In the examples below I compare precisely routing on a theoretical course 150 NM, with a GRIB GFS 0.5° and a GRIB high resolution WRF France 0.04° (2,4 NM)
The above optimized route shows 23 waypoints for 23 isochronous calculation. It notes that there is between 3 and 4 isochronous between two grid points, the calculation must therefore operate geometric linear interpolation of data and a temporal interpolation between two grid points. Wind and current constant, this provides little impact on the result, but if the variations in strength and direction are important along the way, the result can be significantly distorted.
With high resolution, in approaching more direct route, the gain is more than from 2 hours on arrival. Is routing to be followed ? In this case the direct route, a little less fast but in medium wind conditions, isn't it better ? For my own this is the choice I would do, except indead if I was in regatta. But I am on a cruise and I don't want to tire neither the boat nor stomachs. So always have a very good reason to deviate from the direct route !

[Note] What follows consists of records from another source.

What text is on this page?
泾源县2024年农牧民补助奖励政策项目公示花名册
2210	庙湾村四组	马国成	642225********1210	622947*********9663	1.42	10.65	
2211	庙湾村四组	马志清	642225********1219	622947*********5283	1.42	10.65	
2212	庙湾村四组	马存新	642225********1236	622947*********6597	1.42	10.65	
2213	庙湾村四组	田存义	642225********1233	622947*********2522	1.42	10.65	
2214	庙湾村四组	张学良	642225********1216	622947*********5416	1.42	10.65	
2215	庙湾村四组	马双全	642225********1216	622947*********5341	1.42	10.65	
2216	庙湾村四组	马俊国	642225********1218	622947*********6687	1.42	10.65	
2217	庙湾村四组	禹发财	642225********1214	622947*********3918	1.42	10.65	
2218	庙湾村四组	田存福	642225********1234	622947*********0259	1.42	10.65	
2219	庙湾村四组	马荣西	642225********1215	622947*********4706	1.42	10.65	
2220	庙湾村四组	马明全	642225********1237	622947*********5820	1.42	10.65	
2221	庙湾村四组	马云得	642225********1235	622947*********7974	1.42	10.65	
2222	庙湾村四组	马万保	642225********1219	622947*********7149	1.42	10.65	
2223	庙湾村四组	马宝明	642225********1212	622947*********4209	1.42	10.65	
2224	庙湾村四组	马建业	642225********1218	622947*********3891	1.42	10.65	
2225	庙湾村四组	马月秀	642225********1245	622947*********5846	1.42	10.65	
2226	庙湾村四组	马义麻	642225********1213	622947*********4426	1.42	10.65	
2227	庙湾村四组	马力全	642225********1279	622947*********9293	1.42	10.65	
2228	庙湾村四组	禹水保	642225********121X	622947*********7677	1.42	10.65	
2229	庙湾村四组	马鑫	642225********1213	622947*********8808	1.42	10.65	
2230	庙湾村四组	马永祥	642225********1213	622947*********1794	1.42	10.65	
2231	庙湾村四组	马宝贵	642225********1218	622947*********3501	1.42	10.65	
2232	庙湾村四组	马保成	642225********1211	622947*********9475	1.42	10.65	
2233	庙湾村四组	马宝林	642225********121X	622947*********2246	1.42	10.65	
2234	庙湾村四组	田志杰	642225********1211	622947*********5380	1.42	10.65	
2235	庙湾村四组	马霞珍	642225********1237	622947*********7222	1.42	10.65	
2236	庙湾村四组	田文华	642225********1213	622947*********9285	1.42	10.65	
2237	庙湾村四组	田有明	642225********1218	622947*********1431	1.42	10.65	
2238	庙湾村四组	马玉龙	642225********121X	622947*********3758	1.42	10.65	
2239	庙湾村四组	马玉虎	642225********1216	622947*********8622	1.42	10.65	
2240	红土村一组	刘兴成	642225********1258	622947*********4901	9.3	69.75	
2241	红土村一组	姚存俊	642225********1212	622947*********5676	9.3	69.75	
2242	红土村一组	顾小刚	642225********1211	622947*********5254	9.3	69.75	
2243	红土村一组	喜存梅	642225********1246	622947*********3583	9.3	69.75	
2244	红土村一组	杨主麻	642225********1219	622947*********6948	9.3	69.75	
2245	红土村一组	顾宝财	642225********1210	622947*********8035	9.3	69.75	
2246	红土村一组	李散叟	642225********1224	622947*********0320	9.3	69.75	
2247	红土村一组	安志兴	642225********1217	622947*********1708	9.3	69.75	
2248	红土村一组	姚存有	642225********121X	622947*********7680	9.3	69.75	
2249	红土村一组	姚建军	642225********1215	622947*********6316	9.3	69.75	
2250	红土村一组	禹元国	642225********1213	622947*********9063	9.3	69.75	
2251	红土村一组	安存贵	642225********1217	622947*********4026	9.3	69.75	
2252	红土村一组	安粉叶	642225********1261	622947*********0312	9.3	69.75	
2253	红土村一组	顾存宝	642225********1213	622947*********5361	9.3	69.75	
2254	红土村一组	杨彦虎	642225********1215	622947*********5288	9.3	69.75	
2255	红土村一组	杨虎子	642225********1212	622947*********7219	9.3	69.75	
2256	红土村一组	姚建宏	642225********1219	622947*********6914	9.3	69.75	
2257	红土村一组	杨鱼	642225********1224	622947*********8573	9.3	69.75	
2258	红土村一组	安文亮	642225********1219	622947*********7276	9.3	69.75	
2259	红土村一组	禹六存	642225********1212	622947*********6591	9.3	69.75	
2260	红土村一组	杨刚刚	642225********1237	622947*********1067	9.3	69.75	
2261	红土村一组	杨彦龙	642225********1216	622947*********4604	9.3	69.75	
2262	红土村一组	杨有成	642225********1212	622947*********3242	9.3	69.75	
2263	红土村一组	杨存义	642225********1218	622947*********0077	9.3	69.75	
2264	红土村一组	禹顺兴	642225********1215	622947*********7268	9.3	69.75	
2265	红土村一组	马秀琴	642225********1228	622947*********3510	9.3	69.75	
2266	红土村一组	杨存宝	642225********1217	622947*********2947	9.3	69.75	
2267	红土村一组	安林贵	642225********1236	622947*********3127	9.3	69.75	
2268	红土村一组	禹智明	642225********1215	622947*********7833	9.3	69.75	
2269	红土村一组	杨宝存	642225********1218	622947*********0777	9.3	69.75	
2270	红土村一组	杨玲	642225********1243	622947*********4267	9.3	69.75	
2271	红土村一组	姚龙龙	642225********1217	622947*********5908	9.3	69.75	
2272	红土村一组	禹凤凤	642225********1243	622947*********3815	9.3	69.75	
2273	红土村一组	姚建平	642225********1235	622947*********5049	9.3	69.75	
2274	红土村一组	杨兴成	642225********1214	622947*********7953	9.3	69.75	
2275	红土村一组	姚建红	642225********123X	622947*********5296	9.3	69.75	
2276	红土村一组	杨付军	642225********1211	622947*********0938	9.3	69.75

Just compare the grid of two files to be convinced of the proportion necessary to keep between the distance and the resolution of the model to use :
I would like to quote Pierre Yves Goemans, a Belgian sailor familiar of navigation areas with strong currents and frequent changes in weather, who wrote on his blog last year:
Should we therefore believe routing across hundreds of miles?
Yes provided that they do not use the results of how more accurate that are data ! The big lesson I withdraw from this first experience, is that one must analyze the results and understand the route options proposed by the tool, in order to make the strategic choice of navigation, taking into account the uncertainties in the data... Such bold option, to the side or offshore, remain valid if the wind turns a bit or has a slightly different strength? Question to which it is not always easy to answer...
Wise reflection that I offer to the meditation of all, and I shall not fail to remember.
(¹) See the entry "Prediction Models" in the Glossary.
(²) Weather4D PRO further improves routing
(³) Velocity Predicting Program
Related article :
ENCs, Routing and sailing shaves stone
3 Replies to "Routing and usage precautions”
As always, Francis, Thank you for your successful lectures on modern navigation technology based on high technologies of current computing introduced in your blogs.
Thanks again Francis for the sum of free information provided in your blogs.
It is always a pleasure to take knowledge of measured and insightful comments of this excellent blog.